Fu una battaglia epocale, una vera e propria “guerra mondiale” del V secolo a.C., gli storici riferiscono che i cartaginesi con tempestività predisposero un esercito costituito da Liguri, Iberici, Sardi e Corsi e dopo aver sbarcato in Sicilia a Panormo, marciarono verso levante con il proposito di espugnare Himera, a quel tempo sotto la protezione di Akragas.

Considerato che lo scontro era inevitabile, il signore di Agrigento, Terone, si coalizzò con il tiranno di Siracusa, Gelone fondando un’intesa militare senza precedenti.

Le più influenti città greche dell’isola si erano divise in due prime linee, a settentrione: Terillo e Anassilao, sostenitori dell’esercito cartaginese, a meridione Terone e Gelone. Ne conseguì uno strano legame familiare dei quattro, sia Terillo che Terone erano suoceri rispettivamente di Anassilao e di Gelone.

Il primo sposò Cidippe, il secondo Damarete. Lo storico di Agira, Diodoro Siculo, con smisurata propaganda filo coloniale, riferisce che l’armata africana aveva imbarcato trecentomila uomini su duecento galee da guerra e tremila da trasporto.

Un gran numero di uomini e mezzi, decisamente considerevole, fondamentale per decantare l’idea, che sebbene il dispiegamento considerevole, pochi uomini, ma valorosi greci, travolsero l’antagonista. Il macedone Polieno, nei suoi “Stratagemmi”, riporta quanto sia stato abile Gelone nel conquistare il suo popolo al rientro da Himera.

Infatti dopo aver combattuto brillantemente contro i cartaginesi di presentò all’assemblea cittadina spogliandosi dalla sua armatura e stando nudo in mezzo a loro affermò: "Se ho compiuto qualche prevaricazione, possiate usare contro di me ferro, fuoco e pietre".

Udite quelle parole il popolo lo acclamò a gran voce lodandolo come migliore stratega. Il trionfo di Himera, ma anche quello successivo a Cuma, contro gli Etruschi del 474 a.C., sia per Gelone che, successivamente per suo fratello Ierone, servì come mezzo di propaganda per auto – conferirsi il ruolo di difensori dell’ellenismo nei confronti dei barbari.
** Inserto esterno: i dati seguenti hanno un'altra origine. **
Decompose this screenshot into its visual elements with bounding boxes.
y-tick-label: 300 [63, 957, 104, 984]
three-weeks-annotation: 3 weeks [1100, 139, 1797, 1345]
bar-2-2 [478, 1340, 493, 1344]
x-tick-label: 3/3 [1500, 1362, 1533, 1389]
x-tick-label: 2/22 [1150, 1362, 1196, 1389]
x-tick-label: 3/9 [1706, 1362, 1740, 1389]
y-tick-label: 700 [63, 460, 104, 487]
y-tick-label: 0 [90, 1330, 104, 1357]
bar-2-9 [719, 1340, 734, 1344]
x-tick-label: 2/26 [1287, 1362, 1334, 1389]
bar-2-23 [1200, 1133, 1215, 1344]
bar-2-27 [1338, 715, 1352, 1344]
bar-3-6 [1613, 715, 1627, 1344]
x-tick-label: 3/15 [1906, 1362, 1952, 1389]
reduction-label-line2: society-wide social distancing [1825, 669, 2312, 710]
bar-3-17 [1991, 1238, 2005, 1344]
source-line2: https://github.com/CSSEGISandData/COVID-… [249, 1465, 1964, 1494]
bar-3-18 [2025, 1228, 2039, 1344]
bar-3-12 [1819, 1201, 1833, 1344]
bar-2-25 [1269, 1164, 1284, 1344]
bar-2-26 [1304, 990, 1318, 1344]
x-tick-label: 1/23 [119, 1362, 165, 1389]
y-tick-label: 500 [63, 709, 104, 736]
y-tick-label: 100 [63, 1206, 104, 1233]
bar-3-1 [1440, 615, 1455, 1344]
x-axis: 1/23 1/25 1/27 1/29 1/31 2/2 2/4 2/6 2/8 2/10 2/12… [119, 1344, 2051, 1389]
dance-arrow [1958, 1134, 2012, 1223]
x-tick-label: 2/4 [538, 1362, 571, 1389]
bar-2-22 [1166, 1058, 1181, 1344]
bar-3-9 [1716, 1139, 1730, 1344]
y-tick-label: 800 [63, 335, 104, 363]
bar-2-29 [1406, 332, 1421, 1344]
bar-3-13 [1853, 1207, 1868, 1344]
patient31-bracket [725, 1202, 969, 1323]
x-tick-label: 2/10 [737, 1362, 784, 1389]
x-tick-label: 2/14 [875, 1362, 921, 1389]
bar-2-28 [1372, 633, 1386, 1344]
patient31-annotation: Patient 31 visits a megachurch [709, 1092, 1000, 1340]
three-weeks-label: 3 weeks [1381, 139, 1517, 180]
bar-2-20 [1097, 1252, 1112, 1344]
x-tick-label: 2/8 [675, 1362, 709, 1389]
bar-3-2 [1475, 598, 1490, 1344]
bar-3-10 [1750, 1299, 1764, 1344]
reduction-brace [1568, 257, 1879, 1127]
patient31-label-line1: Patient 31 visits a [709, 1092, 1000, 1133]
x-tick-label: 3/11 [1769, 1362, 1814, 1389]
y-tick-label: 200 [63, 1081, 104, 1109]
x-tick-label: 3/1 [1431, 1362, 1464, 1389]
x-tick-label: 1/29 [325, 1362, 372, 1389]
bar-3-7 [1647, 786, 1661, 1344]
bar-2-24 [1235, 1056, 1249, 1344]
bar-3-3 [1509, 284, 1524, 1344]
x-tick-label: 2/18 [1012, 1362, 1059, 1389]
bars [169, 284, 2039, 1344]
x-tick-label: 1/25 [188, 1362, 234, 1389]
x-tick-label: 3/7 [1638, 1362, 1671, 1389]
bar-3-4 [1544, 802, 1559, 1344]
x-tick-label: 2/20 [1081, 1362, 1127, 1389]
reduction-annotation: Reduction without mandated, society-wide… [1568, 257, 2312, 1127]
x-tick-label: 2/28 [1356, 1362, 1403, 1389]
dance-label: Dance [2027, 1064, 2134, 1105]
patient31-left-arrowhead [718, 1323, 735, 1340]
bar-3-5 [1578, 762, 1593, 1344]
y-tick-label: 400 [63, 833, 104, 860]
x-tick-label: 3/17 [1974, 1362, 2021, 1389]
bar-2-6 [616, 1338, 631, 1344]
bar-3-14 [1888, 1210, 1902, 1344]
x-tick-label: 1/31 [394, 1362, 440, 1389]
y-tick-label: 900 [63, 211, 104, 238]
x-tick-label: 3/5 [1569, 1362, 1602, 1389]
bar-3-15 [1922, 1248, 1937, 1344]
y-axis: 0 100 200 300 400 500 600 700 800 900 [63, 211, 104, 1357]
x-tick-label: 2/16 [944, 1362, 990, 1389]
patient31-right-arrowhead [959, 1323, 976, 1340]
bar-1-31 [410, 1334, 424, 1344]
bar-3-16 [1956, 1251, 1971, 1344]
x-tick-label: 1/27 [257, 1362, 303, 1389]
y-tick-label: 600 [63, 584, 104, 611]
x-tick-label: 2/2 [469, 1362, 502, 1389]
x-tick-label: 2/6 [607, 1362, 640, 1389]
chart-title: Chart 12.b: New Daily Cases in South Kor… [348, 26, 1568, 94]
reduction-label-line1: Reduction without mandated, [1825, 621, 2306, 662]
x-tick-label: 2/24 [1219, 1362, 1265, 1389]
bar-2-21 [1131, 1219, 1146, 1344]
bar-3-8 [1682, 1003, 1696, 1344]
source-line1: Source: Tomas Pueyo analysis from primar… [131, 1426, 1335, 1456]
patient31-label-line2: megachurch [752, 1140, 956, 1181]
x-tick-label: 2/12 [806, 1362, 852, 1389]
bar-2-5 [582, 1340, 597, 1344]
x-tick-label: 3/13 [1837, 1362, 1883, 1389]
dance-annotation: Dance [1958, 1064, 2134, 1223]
Il tempio mantenne la sua funzione per tutto il periodo greco-siceliota e successivamente per quello romano fino ai Bizantini quando venne trasformato in chiesa cristiana e consacrato alla Vergine Maria. Nel VII secolo d.C. con il Vescovo Zosimo la basilica divenne la Cattedrale della Città.

Dopo il Terremoto del 1693 fu costruita la facciata barocca. Oggi è considerata una delle chiese più straordinarie della Sicilia e far parte dei beni protetti dall'Unesco in quanto patrimonio dell'umanità.